沖縄県失語症友の会解散へ 絆、歌でつなぐ


この記事を書いた人 Avatar photo 桑原 晶子
ボランティアと一緒にカラオケを楽しむ失語症友の会の会員ら=23日、那覇市西のパシフィックホテル沖縄

 脳卒中などで言語障がいのある人や家族らでつくる沖縄県失語症友の会(通称・ゆんたく会)が19年間の活動に終止符を打ち、来年4月に解散する。会員の高齢化が進み、会の運営が困難となった。最後の行事となる「クリスマスからおけ大会」が23日、那覇市西のパシフィックホテル沖縄で開かれ、会員らは別れを惜しみつつ歌で交流した。

 失語症は脳卒中や脳梗塞などで脳が損傷し「話す」「聞く」「読む」「書く」など、言語能力に障がいを抱える。

 友の会は1999年、県脳卒中等リハビリテーション推進協議会失語症部会として発足し、2008年に改組した。当事者の会員は約30人。月2回の言語訓練に加え、バス旅行や宿泊研修などを通じて交流を深めてきた。

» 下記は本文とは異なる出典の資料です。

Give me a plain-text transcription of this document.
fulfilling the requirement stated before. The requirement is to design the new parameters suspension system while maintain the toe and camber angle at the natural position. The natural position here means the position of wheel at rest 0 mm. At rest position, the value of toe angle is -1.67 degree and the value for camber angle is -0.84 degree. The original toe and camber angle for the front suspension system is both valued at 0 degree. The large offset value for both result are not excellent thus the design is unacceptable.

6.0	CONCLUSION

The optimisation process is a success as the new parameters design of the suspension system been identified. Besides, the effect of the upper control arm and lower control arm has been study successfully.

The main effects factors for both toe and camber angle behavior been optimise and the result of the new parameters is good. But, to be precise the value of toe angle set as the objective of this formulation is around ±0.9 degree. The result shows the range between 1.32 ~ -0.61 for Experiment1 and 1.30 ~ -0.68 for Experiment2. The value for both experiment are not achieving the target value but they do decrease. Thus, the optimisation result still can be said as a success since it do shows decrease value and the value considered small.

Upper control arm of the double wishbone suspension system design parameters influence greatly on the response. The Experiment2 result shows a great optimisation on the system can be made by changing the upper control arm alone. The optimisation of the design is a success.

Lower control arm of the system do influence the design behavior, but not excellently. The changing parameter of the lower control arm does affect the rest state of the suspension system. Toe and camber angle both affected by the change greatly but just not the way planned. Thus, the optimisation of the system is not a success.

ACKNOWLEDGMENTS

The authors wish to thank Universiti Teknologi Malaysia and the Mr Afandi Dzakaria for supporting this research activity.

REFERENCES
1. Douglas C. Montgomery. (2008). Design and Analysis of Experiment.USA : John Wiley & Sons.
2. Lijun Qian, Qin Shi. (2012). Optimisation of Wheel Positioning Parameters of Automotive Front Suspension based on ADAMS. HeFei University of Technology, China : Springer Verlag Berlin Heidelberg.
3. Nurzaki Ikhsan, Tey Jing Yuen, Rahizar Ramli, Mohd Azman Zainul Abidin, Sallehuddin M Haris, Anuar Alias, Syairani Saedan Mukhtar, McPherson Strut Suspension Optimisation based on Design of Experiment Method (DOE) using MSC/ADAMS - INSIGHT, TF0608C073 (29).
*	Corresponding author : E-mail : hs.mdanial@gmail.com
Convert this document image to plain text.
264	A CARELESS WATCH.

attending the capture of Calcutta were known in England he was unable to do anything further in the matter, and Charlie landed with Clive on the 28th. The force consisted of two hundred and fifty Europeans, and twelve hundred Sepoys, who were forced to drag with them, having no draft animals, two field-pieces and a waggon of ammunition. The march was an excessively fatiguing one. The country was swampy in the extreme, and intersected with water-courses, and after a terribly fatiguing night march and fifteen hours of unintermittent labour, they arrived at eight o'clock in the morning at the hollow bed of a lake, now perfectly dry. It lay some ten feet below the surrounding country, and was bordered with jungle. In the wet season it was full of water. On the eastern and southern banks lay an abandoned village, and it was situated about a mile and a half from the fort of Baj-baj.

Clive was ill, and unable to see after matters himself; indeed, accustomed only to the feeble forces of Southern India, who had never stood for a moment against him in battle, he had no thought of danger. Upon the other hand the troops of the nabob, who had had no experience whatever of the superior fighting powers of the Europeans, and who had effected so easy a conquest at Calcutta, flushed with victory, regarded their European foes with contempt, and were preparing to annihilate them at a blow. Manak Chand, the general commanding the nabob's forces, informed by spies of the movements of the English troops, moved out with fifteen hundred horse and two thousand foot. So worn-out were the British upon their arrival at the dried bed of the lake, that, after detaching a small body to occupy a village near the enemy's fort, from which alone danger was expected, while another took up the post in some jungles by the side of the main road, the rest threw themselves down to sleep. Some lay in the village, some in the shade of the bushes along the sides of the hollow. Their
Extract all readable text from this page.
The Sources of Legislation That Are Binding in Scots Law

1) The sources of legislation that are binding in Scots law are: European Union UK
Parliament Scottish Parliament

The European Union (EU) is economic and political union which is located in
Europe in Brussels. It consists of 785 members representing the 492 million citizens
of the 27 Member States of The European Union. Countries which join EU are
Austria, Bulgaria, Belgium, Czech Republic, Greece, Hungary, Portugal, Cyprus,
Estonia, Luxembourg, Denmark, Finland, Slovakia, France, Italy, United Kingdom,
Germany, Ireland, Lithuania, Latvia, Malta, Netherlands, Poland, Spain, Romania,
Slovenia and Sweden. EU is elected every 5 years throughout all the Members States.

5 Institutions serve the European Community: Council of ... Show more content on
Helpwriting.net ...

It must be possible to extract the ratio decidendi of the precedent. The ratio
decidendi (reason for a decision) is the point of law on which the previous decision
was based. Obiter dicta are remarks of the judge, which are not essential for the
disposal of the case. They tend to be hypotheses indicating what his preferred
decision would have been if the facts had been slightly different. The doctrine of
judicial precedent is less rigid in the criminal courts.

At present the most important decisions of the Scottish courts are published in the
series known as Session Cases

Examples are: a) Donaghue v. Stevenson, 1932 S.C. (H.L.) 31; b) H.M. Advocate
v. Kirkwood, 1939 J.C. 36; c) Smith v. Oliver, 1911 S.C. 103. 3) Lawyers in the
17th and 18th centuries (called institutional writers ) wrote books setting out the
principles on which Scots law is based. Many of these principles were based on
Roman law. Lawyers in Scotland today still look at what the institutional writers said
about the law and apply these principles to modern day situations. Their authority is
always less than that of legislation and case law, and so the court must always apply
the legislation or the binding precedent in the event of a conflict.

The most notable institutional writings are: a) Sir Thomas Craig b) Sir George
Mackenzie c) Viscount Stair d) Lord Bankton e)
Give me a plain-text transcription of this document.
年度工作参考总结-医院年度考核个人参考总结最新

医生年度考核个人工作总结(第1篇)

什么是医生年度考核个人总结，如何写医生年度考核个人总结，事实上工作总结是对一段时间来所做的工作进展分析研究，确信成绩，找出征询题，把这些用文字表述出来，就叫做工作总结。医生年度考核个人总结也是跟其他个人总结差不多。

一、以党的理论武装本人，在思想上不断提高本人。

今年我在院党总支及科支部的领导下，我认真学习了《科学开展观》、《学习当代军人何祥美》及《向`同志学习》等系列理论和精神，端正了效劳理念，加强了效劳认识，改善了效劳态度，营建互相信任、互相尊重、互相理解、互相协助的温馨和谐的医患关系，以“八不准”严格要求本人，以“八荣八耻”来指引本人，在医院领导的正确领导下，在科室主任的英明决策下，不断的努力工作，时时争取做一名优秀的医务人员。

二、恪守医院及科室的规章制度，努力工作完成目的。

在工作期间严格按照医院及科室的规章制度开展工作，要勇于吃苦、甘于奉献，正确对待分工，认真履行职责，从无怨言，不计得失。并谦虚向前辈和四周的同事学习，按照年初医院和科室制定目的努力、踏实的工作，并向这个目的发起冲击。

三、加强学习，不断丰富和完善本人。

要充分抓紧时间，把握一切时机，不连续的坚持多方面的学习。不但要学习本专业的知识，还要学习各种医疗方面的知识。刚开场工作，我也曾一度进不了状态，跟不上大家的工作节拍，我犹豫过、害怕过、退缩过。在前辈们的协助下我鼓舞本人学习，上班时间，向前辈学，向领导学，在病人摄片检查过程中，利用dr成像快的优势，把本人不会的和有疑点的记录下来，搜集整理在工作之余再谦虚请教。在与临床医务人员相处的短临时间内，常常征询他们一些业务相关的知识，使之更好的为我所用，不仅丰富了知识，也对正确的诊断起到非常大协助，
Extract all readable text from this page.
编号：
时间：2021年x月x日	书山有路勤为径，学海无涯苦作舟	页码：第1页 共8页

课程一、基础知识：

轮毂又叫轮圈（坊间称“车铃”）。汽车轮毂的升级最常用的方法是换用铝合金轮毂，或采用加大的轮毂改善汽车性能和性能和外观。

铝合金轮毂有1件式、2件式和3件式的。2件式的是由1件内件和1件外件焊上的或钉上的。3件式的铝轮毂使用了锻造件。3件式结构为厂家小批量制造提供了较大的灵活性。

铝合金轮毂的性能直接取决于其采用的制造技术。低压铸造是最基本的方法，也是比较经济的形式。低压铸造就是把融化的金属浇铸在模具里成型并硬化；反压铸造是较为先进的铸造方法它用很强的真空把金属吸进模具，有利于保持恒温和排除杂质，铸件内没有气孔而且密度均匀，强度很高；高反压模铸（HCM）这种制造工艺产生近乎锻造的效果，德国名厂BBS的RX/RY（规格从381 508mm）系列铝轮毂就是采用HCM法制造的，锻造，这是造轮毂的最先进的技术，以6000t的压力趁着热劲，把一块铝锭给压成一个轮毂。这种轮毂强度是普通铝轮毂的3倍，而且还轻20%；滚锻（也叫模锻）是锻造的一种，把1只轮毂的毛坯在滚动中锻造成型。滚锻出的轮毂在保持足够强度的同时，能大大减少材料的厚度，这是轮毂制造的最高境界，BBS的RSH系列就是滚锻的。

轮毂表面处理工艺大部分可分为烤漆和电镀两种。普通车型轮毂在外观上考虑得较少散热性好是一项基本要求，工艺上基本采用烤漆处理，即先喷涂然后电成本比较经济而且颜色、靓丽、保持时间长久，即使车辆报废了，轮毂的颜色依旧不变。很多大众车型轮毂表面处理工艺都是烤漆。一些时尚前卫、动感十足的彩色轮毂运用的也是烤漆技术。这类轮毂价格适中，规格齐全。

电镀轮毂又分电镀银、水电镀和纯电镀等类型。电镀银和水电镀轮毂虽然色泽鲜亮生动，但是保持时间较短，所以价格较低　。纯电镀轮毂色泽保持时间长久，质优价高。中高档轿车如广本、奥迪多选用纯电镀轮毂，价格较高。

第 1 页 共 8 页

 事務局長の大城貴代子さん(77)=那覇市首里石嶺町=は「会員も家族も高齢化して、送迎などが困難になった」と解散の理由を説明する。既に他界した会員や老健施設で暮らす会員も多いという。
 カラオケ大会は、友の会の発足当初から続く恒例行事。23日は当事者19人のほか、家族やボランティアを含めて約60人が参加した。当事者は家族らに支えられ、マイクを握った。それぞれのペースで「芭蕉布」や「銀座の恋の物語」などを披露すると、大きな拍手が送られた。
 失語症の福地保光さん(70)=那覇市=とデュエットした妻の恵美子さん(68)は「毎年、夫婦でカラオケを楽しみにしていた」と解散を残念がった。会長の照屋寛さん(81)=浦添市=も「寂しい」と惜しんだ。
 カラオケ大会の最後は全員で「今日の日はさようなら」を歌った。事務局長の大城さんは「当事者の笑顔と家族の協力で続けてこられた。本当は『さようなら』を言いたくない」と話し、交流を続けるための受け皿づくりを模索している。